When the Fridlenders decided to make aliya, it was, in part, because of growing antisemitism in South America.
“I was a professor at the University of Buenos Aires when there was a change in the Ministry of Education there,” he explains. “I received a letter that said I was fired because the university ‘was for Argentinians and Christians.’ I spoke with Rosy and said we should go back to Israel. Enough is enough. We didn’t want our kids to grow up as a minority.”
They arrived on June 27, 1976 – an easy date to remember as it was the day of the Entebbe hijacking.

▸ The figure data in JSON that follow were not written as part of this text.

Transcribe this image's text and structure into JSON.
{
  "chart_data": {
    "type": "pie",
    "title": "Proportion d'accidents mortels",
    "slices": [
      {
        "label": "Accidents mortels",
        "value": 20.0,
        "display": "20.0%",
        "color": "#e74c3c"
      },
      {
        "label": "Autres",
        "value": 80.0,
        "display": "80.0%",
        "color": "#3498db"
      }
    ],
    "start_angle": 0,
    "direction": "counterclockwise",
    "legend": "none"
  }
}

In 2004, after working in several places in Israel and abroad, Fridlender became chairman of HAC’s newly created Department of Biotechnology, for which he was the volunteer architect of the curriculum after discovering the college was without one. He would voluntarily serve until 2012, when he was offered the position of president of HAC.
“I was filing my taxes in New Jersey when I received a call from the chairman of the board of HAC,” he says. “The rest is history.”
And what a history it’s been. Under his leadership, which he insists is a team effort that includes his faculty, management and his family, HAC’s student enrollment has doubled, half of the students are the first in their families to attend college, students have contributed 100,000 hours of community service, the Career Center opened, the Alumni Association was established, the Challenge Center and Pre-Academic Program were expanded, a Research and Development Authority was created, the partnership with the haredi community was initiated, and new services are being designed daily to address the needs of HAC’s multicultural student body that includes Jews and Arabs from all sectors of Israeli society.
“This may be a little bit Jewish, but if you need to go from one place to another – what you have in your head, no one can take away,” the HAC president says.
“It is exclusively yours. For me, the way out was to have a profession. I strongly believe that if people are given an opportunity, they can change their lives.”
Although they may encounter problems along the way, the septuagenarian has never found any of his own problems to be actual problems.
“There is nothing about my life that I think was terrible,” Fridlender says matter-of-factly. “Yes, there were difficulties, but you don’t run away from problems, you solve them. That’s been my motto my entire life.”